社員・組織・社会の好循環を生み出したい。
仕事において、谷本が大事にしているのが「目標」と「目的」の2つを持つこと。例えば、営業なら売上や成約数が目標となり、それを達成すれば一定のやりがいを得られる。しかし、それだけではモチベーションは長続きしない。

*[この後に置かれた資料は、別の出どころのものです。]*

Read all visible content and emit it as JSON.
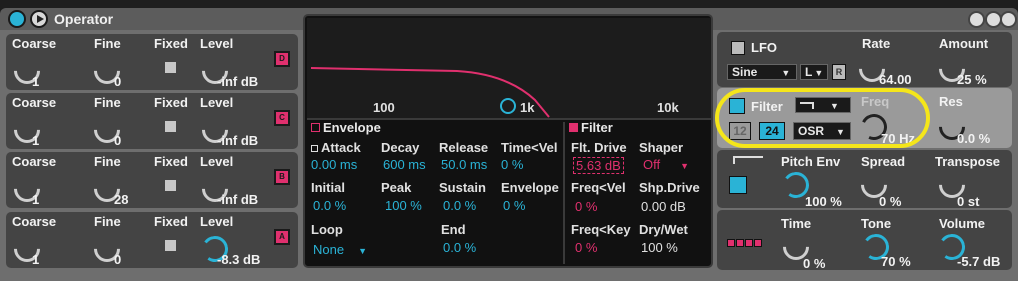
{
  "title": "Operator",
  "oscillators": [
    {
      "coarse_label": "Coarse",
      "fine_label": "Fine",
      "fixed_label": "Fixed",
      "level_label": "Level",
      "coarse": "1",
      "fine": "0",
      "level": "-inf dB",
      "osc_letter": "D"
    },
    {
      "coarse_label": "Coarse",
      "fine_label": "Fine",
      "fixed_label": "Fixed",
      "level_label": "Level",
      "coarse": "1",
      "fine": "0",
      "level": "-inf dB",
      "osc_letter": "C"
    },
    {
      "coarse_label": "Coarse",
      "fine_label": "Fine",
      "fixed_label": "Fixed",
      "level_label": "Level",
      "coarse": "1",
      "fine": "28",
      "level": "-inf dB",
      "osc_letter": "B"
    },
    {
      "coarse_label": "Coarse",
      "fine_label": "Fine",
      "fixed_label": "Fixed",
      "level_label": "Level",
      "coarse": "1",
      "fine": "0",
      "level": "-8.3 dB",
      "osc_letter": "A"
    }
  ],
  "graph": {
    "ticks": [
      "100",
      "1k",
      "10k"
    ]
  },
  "envelope": {
    "title": "Envelope",
    "attack_label": "Attack",
    "attack": "0.00 ms",
    "decay_label": "Decay",
    "decay": "600 ms",
    "release_label": "Release",
    "release": "50.0 ms",
    "timevel_label": "Time<Vel",
    "timevel": "0 %",
    "initial_label": "Initial",
    "initial": "0.0 %",
    "peak_label": "Peak",
    "peak": "100 %",
    "sustain_label": "Sustain",
    "sustain": "0.0 %",
    "envelope_label": "Envelope",
    "envelope": "0 %",
    "loop_label": "Loop",
    "loop": "None",
    "end_label": "End",
    "end": "0.0 %"
  },
  "filter_section": {
    "title": "Filter",
    "drive_label": "Flt. Drive",
    "drive": "5.63 dB",
    "shaper_label": "Shaper",
    "shaper": "Off",
    "freqvel_label": "Freq<Vel",
    "freqvel": "0 %",
    "shpdrive_label": "Shp.Drive",
    "shpdrive": "0.00 dB",
    "freqkey_label": "Freq<Key",
    "freqkey": "0 %",
    "drywet_label": "Dry/Wet",
    "drywet": "100 %"
  },
  "lfo": {
    "label": "LFO",
    "waveform": "Sine",
    "channel": "L",
    "retrigger": "R",
    "rate_label": "Rate",
    "rate": "64.00",
    "amount_label": "Amount",
    "amount": "25 %"
  },
  "filter": {
    "label": "Filter",
    "slope_12": "12",
    "slope_24": "24",
    "mode": "OSR",
    "freq_label": "Freq",
    "freq": "70 Hz",
    "res_label": "Res",
    "res": "0.0 %"
  },
  "pitch": {
    "pitch_env_label": "Pitch Env",
    "pitch_env": "100 %",
    "spread_label": "Spread",
    "spread": "0 %",
    "transpose_label": "Transpose",
    "transpose": "0 st"
  },
  "global": {
    "time_label": "Time",
    "time": "0 %",
    "tone_label": "Tone",
    "tone": "70 %",
    "volume_label": "Volume",
    "volume": "-5.7 dB"
  },
  "colors": {
    "accent_blue": "#2ab3d6",
    "accent_pink": "#e0306e",
    "highlight_yellow": "#f5e61a"
  }
}
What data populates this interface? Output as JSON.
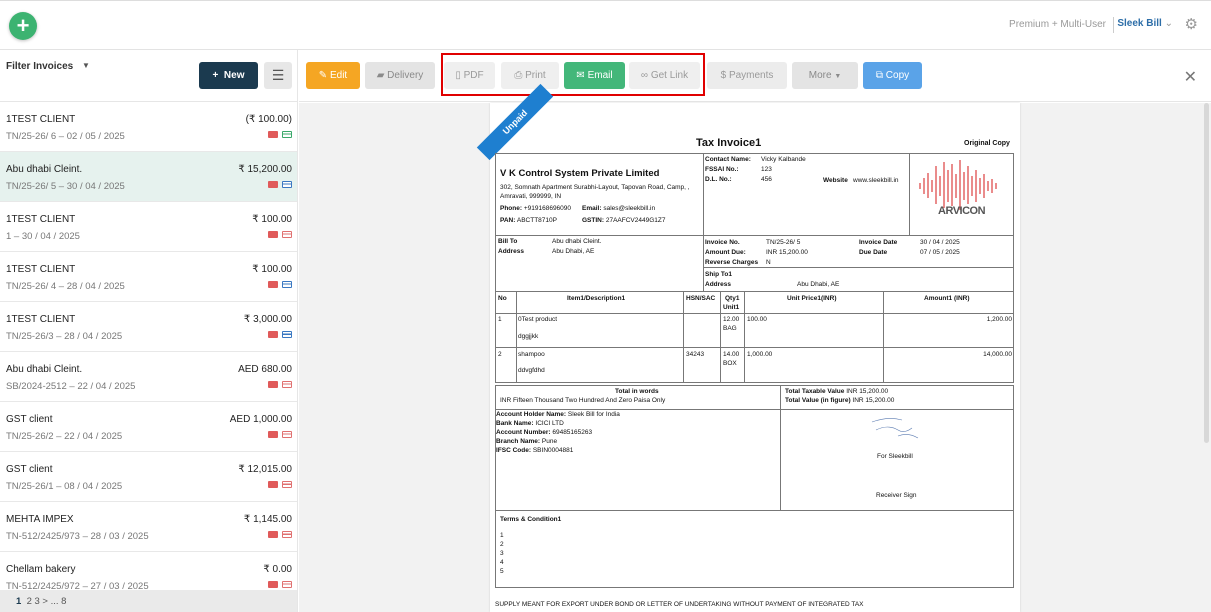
{
  "topbar": {
    "add_icon": "plus-icon",
    "plan": "Premium + Multi-User",
    "brand": "Sleek Bill",
    "brand_caret": "⌄",
    "settings_icon": "gear-icon"
  },
  "sidebar": {
    "filter_label": "Filter Invoices",
    "new_label": "New",
    "invoices": [
      {
        "client": "1TEST CLIENT",
        "number": "TN/25-26/ 6",
        "date": "02 / 05 / 2025",
        "amount": "(₹ 100.00)",
        "status": "green"
      },
      {
        "client": "Abu dhabi Cleint.",
        "number": "TN/25-26/ 5",
        "date": "30 / 04 / 2025",
        "amount": "₹ 15,200.00",
        "status": "blue"
      },
      {
        "client": "1TEST CLIENT",
        "number": "1",
        "date": "30 / 04 / 2025",
        "amount": "₹ 100.00",
        "status": "red"
      },
      {
        "client": "1TEST CLIENT",
        "number": "TN/25-26/ 4",
        "date": "28 / 04 / 2025",
        "amount": "₹ 100.00",
        "status": "blue"
      },
      {
        "client": "1TEST CLIENT",
        "number": "TN/25-26/3",
        "date": "28 / 04 / 2025",
        "amount": "₹ 3,000.00",
        "status": "blue"
      },
      {
        "client": "Abu dhabi Cleint.",
        "number": "SB/2024-2512",
        "date": "22 / 04 / 2025",
        "amount": "AED 680.00",
        "status": "red"
      },
      {
        "client": "GST client",
        "number": "TN/25-26/2",
        "date": "22 / 04 / 2025",
        "amount": "AED 1,000.00",
        "status": "red"
      },
      {
        "client": "GST client",
        "number": "TN/25-26/1",
        "date": "08 / 04 / 2025",
        "amount": "₹ 12,015.00",
        "status": "red"
      },
      {
        "client": "MEHTA IMPEX",
        "number": "TN-512/2425/973",
        "date": "28 / 03 / 2025",
        "amount": "₹ 1,145.00",
        "status": "red"
      },
      {
        "client": "Chellam bakery",
        "number": "TN-512/2425/972",
        "date": "27 / 03 / 2025",
        "amount": "₹ 0.00",
        "status": "red"
      }
    ],
    "pagination": {
      "current": "1",
      "rest": "2  3 >  ... 8"
    }
  },
  "toolbar": {
    "edit": "Edit",
    "delivery": "Delivery",
    "pdf": "PDF",
    "print": "Print",
    "email": "Email",
    "get_link": "Get Link",
    "payments": "Payments",
    "more": "More",
    "copy": "Copy"
  },
  "invoice": {
    "ribbon": "Unpaid",
    "title": "Tax Invoice1",
    "copy_type": "Original Copy",
    "company": "V K Control System Private Limited",
    "address_line1": "302, Somnath Apartment Surabhi-Layout, Tapovan Road, Camp, ,",
    "address_line2": "Amravati, 999999, IN",
    "phone_label": "Phone:",
    "phone": "+919168696090",
    "email_label": "Email:",
    "email": "sales@sleekbill.in",
    "pan_label": "PAN:",
    "pan": "ABCTT8710P",
    "gstin_label": "GSTIN:",
    "gstin": "27AAFCV2449G1Z7",
    "contact_label": "Contact Name:",
    "contact": "Vicky Kalbande",
    "fssai_label": "FSSAI No.:",
    "fssai": "123",
    "dl_label": "D.L. No.:",
    "dl": "456",
    "website_label": "Website",
    "website": "www.sleekbill.in",
    "logo_text": "ARVICON",
    "bill_to_label": "Bill To",
    "bill_to": "Abu dhabi Cleint.",
    "address_label": "Address",
    "bill_address": "Abu Dhabi, AE",
    "inv_no_label": "Invoice No.",
    "inv_no": "TN/25-26/ 5",
    "amount_due_label": "Amount Due:",
    "amount_due": "INR 15,200.00",
    "reverse_label": "Reverse Charges",
    "reverse": "N",
    "inv_date_label": "Invoice Date",
    "inv_date": "30 / 04 / 2025",
    "due_date_label": "Due Date",
    "due_date": "07 / 05 / 2025",
    "ship_to_label": "Ship To1",
    "ship_address_label": "Address",
    "ship_address": "Abu Dhabi, AE",
    "col_no": "No",
    "col_item": "Item1/Description1",
    "col_hsn": "HSN/SAC",
    "col_qty": "Qty1",
    "col_unit": "Unit1",
    "col_price": "Unit Price1(INR)",
    "col_amount": "Amount1 (INR)",
    "rows": [
      {
        "no": "1",
        "item": "0Test product",
        "desc": "dggjjkk",
        "hsn": "",
        "qty": "12.00",
        "unit": "BAG",
        "price": "100.00",
        "amount": "1,200.00"
      },
      {
        "no": "2",
        "item": "shampoo",
        "desc": "ddvgfdhd",
        "hsn": "34243",
        "qty": "14.00",
        "unit": "BOX",
        "price": "1,000.00",
        "amount": "14,000.00"
      }
    ],
    "words_label": "Total in words",
    "words": "INR Fifteen Thousand Two Hundred And Zero Paisa Only",
    "taxable_label": "Total Taxable Value",
    "taxable": "INR 15,200.00",
    "total_label": "Total Value (in figure)",
    "total": "INR 15,200.00",
    "acc_holder_label": "Account Holder Name:",
    "acc_holder": "Sleek Bill for India",
    "bank_label": "Bank Name:",
    "bank": "ICICI LTD",
    "acc_no_label": "Account Number:",
    "acc_no": "69485165263",
    "branch_label": "Branch Name:",
    "branch": "Pune",
    "ifsc_label": "IFSC Code:",
    "ifsc": "SBIN0004881",
    "for_label": "For Sleekbill",
    "receiver_label": "Receiver Sign",
    "terms_label": "Terms & Condition1",
    "terms": [
      "1",
      "2",
      "3",
      "4",
      "5"
    ],
    "footer": "SUPPLY MEANT FOR EXPORT UNDER BOND OR LETTER OF UNDERTAKING WITHOUT PAYMENT OF INTEGRATED TAX"
  },
  "colors": {
    "green": "#3cb371",
    "navy": "#1b3a4f",
    "orange": "#f5a623",
    "email_green": "#43b77a",
    "copy_blue": "#5aa3e8",
    "highlight_red": "#e00000"
  }
}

「目的とは、言い換えれば『何のために仕事をするのか』という働く意義です。数字だけを追っていても飽きてしまう。仕事を通じて社会をよくしようとするような使命感がないと、人は長くがんばり続けられないのだろうなと。だからこそ私はマイナビのパーパスをポジティブにとらえていて、ストンと自分のなかに落とし込めました。ほとんどの社員にとっても、少なくとも『一人ひとりの可能性と向き合い』という部分は、違和感がなかったのではと思います」
企業の目線は常に社会に向くべきであり、そこで働く社員も同様だ。
「人事統括本部は、まさに人の可能性とダイレクトに向き合う役割を担います。そうして入社した社員が成長し、できなかったことができるようになっていく。その結果、組織が強くなり、社会によい影響をもたらし、社会が変わる。そんな好循環を構築していけたらと。仮にマイナビから離れて羽ばたく社員がいても、着地した先で『さすがマイナビ出身だね』と言われたいですね」
社会人になってから、人に寄り添うことに人一倍のやりがいを感じてきた谷本。社員一人ひとりが持つ可能性を見出し、対話によって一人ひとりの価値を引き上げる。穏やかな口調とは裏腹に、谷本の胸にはその覚悟が宿っている。
株式会社マイナビ 人事統括本部 人材開発部
谷本 健次(たにもと・けんじ)
6年間にわたり不動産営業を務めた後、2007年に毎⽇コミュニケーションズ(現・マイナビ)に中途入社。就職情報事業本部に営業として配属され、企業の新卒採用事業の採用広報・採用戦略に携わる。
2019年に人事統括本部へ異動し、新卒・中途採用から新入社員及び内定者の育成、入社支援を担当。その他、2021年からAI研究・推進プロジェクト、2022年のパーパス策定プロジェクト、2023年の50周年記念事業プロジェクトにも関わる。